Yargıtay 20. Hukuk Dairesi 2016/14763 Esas 2019/4959 Karar Sayılı İlamı

20. Hukuk Dairesi         2016/14763 E.  ,  2019/4959 K.

    "İçtihat Metni"

    MAHKEMESİ :Kadastro Mahkemesi
    Taraflar arasındaki davanın yapılan duruşması sonunda kurulan hükmün Yargıtayca incelenmesi davalılar tarafından istenilmekle, süresinde olduğu anlaşılan temyiz dilekçesinin kabulüne karar verildikten sonra dosya incelendi, gereği düşünüldü:
    K A R A R
    ..... köyünde 3402 sayılı Kanunun 5304 sayılı Kanunla değişik 4 maddesi hükmüne göre yapılan kadastro çalışmalarında 104 ada 1 parsel sayılı taşınmaz 41058207,99 m² yüzölçümü ve orman vasfıyla Hazine adına tespit edilmiştir.
    Davacı dava dilekçesinde özetle; ...... köyünde yapılan kadastro tespiti çalışmaları sırasında babası ve sonrasında kendisinin zilyet ve tasarrufunda bulunan düz tarla bağ olarak kullandıkları taşınmazın orman arazisi olarak yapılan tespitine itiraz ile hatalı tespit ve tescil işleminin iptali, iptal edilmezse adına tesciline karar verilmesini talep ve dava etmiştir.
    Birleştirilen ...... Mahkemesinin 2010/7 E. sayılı dosyasında davacı;.....mevkinde bulunan babası tarafından 1977 yılında satın alınan ve daha sonrasında çocukları tarafından kullanılan taşınmazın orman tahdidi içerisinde bırakılması işlemine itiraz ile taşınmazın adlarına tescili talep ve dava edilmiştir.
    .....Mahkemesinin 2010/7 E. sayılı dosyası 2011/3 sayılı kararı ile dava dosyasının 2010/6 E. sayılı dosya ile birleştirilmesine ve yargılamanın bu dosya üzerinden yapılmasına karar verilmiştir.
    Mahkemece yapılan yargılama sonucunda taşınmazların orman sayılmayan yerlerden olduğu ve zilyetlik koşulları oluştuğu gerekçesi ile asıl davanın kabulü ile; ..... köyü 104 ada 1 parsel sayılı taşınmazın kadastro tespitinin iptali ile dosya içerisindeki raporunun Ek-1 krokisinde, (A) harfi ile gösterilen 10.020,25 m² kısmın tarım arazisi vasfında ... adına tespit ve tesciline; birleştirilen dosya açısından davanın kısmen kabulü ile;..... köyü 104 ada 1 parsel sayılı taşınmazın kadastro tespitinin iptali ile dosya içerisindeki raporunun Ek-2"deki krokide (A) harfi ile gösterilen 1789,16 m² yüzölçümlü kısmın tarım arazisi vasfında...... yasal mirasçıları adına tespit ve tesciline karar verilmiş, hüküm davalılar tarafından temyiz edilmiştir.
    Dava, orman kadastrosuna itiraza ilişkindir.
    Çekişmeli taşınmazın bulunduğu yörede 3402 sayılı Kanunun 5304 sayılı Kanunla değişik 4. maddesi hükmüne göre orman sınırlandırılması yapılmıştır.
    Mahkemece taşınmazların orman sayılmayan yerlerden olduğu ve zilyetlik koşulları oluştuğu gerekçesi davaların kabulüne karar verilmiştir.

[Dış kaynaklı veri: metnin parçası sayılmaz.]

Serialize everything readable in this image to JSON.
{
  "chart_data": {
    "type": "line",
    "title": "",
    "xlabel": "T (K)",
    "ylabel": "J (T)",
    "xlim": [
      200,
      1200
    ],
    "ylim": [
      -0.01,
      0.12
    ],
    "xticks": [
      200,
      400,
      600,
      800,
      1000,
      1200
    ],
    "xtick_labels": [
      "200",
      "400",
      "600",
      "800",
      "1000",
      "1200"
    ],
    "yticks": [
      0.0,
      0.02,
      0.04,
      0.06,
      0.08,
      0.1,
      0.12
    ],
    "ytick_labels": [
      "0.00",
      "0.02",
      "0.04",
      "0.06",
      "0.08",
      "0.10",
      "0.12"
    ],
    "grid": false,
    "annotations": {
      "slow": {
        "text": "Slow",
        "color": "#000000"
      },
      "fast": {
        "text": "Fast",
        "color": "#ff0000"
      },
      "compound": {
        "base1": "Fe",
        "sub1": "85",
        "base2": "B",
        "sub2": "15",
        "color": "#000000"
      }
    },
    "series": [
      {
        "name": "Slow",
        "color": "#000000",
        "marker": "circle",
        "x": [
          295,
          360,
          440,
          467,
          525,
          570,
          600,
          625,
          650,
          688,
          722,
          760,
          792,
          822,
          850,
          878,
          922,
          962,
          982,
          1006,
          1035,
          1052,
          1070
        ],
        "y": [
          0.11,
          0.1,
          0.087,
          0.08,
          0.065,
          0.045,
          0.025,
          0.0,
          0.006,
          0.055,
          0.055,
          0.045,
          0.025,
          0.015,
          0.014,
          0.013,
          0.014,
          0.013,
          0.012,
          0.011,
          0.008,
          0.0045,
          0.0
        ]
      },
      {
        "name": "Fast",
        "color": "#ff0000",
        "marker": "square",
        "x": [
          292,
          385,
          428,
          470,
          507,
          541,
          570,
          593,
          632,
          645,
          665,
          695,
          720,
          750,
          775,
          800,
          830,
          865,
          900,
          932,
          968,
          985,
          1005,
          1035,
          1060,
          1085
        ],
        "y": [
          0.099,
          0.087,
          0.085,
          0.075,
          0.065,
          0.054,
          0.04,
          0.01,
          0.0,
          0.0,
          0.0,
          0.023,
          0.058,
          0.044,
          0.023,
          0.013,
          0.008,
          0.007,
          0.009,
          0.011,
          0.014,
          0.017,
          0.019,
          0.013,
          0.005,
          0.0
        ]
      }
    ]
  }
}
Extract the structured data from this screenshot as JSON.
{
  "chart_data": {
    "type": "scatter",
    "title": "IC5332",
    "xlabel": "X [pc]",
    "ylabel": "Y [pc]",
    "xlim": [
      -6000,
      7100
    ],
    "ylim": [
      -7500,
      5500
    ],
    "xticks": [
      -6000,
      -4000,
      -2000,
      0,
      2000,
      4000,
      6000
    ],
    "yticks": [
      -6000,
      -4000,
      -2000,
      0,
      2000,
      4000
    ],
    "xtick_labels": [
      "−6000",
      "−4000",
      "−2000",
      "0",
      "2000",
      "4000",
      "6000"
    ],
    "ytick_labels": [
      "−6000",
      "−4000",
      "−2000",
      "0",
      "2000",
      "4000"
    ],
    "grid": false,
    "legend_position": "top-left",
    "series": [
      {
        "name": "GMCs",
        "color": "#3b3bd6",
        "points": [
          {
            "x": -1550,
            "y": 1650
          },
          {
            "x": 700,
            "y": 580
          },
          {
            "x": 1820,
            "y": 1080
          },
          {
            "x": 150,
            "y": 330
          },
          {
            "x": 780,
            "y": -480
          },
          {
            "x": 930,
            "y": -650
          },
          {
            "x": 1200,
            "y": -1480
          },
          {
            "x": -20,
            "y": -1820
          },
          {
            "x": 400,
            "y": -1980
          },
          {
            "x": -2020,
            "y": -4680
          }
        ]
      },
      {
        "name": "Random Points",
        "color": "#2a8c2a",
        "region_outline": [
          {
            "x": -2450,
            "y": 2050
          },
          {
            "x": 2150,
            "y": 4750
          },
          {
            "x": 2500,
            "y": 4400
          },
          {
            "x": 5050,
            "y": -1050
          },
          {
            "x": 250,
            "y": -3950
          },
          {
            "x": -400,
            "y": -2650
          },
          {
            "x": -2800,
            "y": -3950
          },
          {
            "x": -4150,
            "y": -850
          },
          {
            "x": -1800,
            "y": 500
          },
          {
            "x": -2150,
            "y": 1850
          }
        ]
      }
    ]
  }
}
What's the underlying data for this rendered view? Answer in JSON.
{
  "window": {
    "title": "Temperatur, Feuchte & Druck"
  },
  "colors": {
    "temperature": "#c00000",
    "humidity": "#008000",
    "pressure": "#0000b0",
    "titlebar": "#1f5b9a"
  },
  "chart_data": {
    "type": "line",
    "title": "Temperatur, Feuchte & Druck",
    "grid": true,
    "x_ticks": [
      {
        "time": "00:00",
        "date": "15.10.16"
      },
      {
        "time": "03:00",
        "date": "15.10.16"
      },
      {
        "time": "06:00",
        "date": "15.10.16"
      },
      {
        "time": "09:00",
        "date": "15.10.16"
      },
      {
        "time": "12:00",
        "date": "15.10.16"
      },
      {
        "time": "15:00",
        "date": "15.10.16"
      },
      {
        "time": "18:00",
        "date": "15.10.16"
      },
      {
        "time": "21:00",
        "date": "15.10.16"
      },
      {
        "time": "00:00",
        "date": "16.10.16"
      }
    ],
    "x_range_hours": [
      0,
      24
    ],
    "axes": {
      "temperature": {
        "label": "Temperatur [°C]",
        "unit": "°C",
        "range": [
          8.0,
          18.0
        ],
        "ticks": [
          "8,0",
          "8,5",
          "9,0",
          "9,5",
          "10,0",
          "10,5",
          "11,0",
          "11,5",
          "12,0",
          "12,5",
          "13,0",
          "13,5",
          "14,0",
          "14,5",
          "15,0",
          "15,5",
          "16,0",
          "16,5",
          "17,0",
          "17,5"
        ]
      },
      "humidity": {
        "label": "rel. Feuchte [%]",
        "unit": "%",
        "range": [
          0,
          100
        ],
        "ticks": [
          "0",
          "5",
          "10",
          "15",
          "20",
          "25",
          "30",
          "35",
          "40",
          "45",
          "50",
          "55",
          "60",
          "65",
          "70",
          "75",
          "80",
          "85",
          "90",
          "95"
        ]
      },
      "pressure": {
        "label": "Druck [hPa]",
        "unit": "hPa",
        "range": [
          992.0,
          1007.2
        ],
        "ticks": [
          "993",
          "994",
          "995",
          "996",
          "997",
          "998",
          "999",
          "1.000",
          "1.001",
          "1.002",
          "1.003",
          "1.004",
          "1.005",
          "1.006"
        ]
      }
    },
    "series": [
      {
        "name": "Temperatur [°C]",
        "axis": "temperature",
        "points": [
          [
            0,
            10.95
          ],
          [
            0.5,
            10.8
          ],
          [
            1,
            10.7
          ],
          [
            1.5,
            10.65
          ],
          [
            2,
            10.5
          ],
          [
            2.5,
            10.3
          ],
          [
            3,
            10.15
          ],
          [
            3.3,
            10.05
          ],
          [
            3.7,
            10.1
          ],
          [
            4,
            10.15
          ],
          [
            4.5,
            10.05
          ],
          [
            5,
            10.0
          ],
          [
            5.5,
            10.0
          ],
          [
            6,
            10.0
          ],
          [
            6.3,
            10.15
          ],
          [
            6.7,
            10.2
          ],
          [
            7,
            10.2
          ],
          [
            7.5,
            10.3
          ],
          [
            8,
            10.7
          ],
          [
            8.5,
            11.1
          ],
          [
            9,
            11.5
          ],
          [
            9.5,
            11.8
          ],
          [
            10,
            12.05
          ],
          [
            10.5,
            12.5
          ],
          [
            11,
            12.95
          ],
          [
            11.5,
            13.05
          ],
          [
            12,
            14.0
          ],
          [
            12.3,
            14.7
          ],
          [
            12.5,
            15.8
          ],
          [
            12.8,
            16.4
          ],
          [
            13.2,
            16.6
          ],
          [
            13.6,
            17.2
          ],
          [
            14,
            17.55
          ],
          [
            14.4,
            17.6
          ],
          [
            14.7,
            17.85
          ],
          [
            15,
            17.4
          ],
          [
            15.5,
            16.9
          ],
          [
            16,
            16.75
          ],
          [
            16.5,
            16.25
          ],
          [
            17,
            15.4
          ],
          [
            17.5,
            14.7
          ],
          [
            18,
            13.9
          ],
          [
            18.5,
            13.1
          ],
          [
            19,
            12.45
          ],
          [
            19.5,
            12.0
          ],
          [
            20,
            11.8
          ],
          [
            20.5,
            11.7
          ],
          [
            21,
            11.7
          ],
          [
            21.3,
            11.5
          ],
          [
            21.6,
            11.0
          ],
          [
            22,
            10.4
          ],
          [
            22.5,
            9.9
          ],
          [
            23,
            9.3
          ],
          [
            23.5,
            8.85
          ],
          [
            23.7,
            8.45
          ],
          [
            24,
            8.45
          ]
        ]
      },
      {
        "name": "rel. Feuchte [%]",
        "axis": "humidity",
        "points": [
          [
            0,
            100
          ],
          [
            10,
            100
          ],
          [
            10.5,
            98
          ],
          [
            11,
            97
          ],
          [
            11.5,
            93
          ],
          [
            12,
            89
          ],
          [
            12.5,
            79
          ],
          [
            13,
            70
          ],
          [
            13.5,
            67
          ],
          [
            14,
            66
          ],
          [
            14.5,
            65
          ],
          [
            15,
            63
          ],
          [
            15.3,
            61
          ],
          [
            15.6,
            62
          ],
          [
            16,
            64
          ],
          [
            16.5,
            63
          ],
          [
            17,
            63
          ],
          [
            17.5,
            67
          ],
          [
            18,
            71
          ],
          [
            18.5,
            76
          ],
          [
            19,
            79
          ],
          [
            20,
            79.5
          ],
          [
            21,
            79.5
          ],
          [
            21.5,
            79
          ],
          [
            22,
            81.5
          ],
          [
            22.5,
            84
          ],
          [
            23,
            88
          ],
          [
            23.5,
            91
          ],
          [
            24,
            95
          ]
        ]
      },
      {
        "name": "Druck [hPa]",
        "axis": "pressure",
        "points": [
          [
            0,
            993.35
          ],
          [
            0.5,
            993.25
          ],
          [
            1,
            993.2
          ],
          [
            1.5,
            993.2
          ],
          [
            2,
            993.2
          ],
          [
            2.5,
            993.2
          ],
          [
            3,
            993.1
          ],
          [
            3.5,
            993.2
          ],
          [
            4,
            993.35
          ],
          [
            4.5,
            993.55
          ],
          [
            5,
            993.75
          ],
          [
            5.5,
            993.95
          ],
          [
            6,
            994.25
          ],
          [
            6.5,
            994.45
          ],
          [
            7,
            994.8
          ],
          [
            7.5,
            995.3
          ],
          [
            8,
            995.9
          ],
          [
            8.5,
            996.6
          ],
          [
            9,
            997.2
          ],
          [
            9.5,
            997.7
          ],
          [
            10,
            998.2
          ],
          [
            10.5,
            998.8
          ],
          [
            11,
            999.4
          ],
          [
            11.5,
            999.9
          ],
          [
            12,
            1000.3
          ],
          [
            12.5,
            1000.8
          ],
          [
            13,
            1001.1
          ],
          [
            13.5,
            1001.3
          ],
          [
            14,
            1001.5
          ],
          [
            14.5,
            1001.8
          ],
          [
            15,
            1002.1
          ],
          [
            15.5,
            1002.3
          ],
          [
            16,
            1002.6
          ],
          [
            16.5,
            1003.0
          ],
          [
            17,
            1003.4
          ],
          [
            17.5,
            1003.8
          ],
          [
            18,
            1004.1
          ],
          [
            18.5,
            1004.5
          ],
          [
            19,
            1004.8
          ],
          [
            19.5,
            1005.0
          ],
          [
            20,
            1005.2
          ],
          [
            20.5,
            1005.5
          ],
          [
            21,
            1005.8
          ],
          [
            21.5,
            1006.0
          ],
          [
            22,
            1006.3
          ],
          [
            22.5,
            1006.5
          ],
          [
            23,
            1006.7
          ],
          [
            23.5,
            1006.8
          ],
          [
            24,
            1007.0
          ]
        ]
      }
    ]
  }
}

Hükme esas alınan fen ve orman bilirkişi raporlarına ve kadastro paftasındaki konumuna göre asıl davanın kabulüne karar verilen ve Ek-1 krokide (A) ile gösterilen 10020,25 m²"lik yerin dört tarafının 104 ada 1 sayılı orman parseli ile çevrili olduğu; birleştirilen davada hükme esas alınan fen ve orman bilirkişi raporlarına göre asıl davanın kabulüne karar verilen ve Ek-2 krokide (A) ile gösterilen 1789,16 m²’lik yerin dört tarafının 104 ada 1 nolu orman parseli ile çevrili olduğu görülmektedir. Her ne kadar 20.05.2015 tarihli Ek orman bilirkişi raporunda dava konusu taşınmazların mezra yolu ile köy yoluna bağlantıları bulunduğu dolayısıyla orman içi açıklık niteliği taşımadığı belirlenmişse de yapılan inceleme ve araştırma hüküm kurmaya yeterli değildir. Şöyle ki; öncesi orman olan ve ormandan açılan taşınmazlar, 6831 sayılı Kanunun 1.maddesi ve Yargıtay uygulamaları gereği oluşan kesin içtihatlara göre zaten orman sayılmaktadır. 17. maddede tanımı yapılan olgu ise öncesi orman iken açılan yerlerle beraber ayrıca hangi nedenle olursa olsun orman içi açıklıkların kazanılamayacağı ilkesini içermektedir ve amacı orman bütünlüğünü korumaktır. Bu tür yerlerin 15.07.2004 günlü Resmî Gazetede yayımlanan Orman Kadastrosunun Uygulanması Hakkında Yönetmeliğin 26/a maddesi gereğince orman olarak sınırlandırılması gerekir. Kanun koyucu ayrı bir kavram oluşturmuş ve hangi nedenle olursa olsun orman içi açıklıklarda tarım ve inşaat ile özel mülke dönüşme yolunu kapamıştır. Bu itibarla, dava konusu taşınmazın memleket haritasında açık alanda gözükmesi bu olguyu değiştirmez. Etrafı ormanla çevrili olan taşınmazlar, özel mülke dönüşüp tarım ve inşaata açıldığında orman bütünlüğünün bozulacağı tartışmasızdır. Dairemizin bu yoldaki kararları Yargıtay Hukuk Genel Kurulunca benimsenmiş ve yerleşik kararlar halini almıştır [YHGK’nın 10.12.1997 ve gün 1997/20-830/1034, 10.12.1997 gün 1997/20-808/1039, 08.02.1999 gün 1999/7-22-43, 13.10.1999 gün 1999/8-689-822, 03.04.2002 gün 2002/8-230-261 ve 22.10.2003 gün 2003/20-665/614 sayılı ve yine orman kadastrosunun kesinleştiği tarihten sonra 20 yıldan fazla süre geçse dahi orman içi açıklık konumunda olan taşımazların zilyetlik yoluyla kazanılamayacağı konusundaki 11.10.2004 gün ve 2004/7-531-582 sayılı kararları].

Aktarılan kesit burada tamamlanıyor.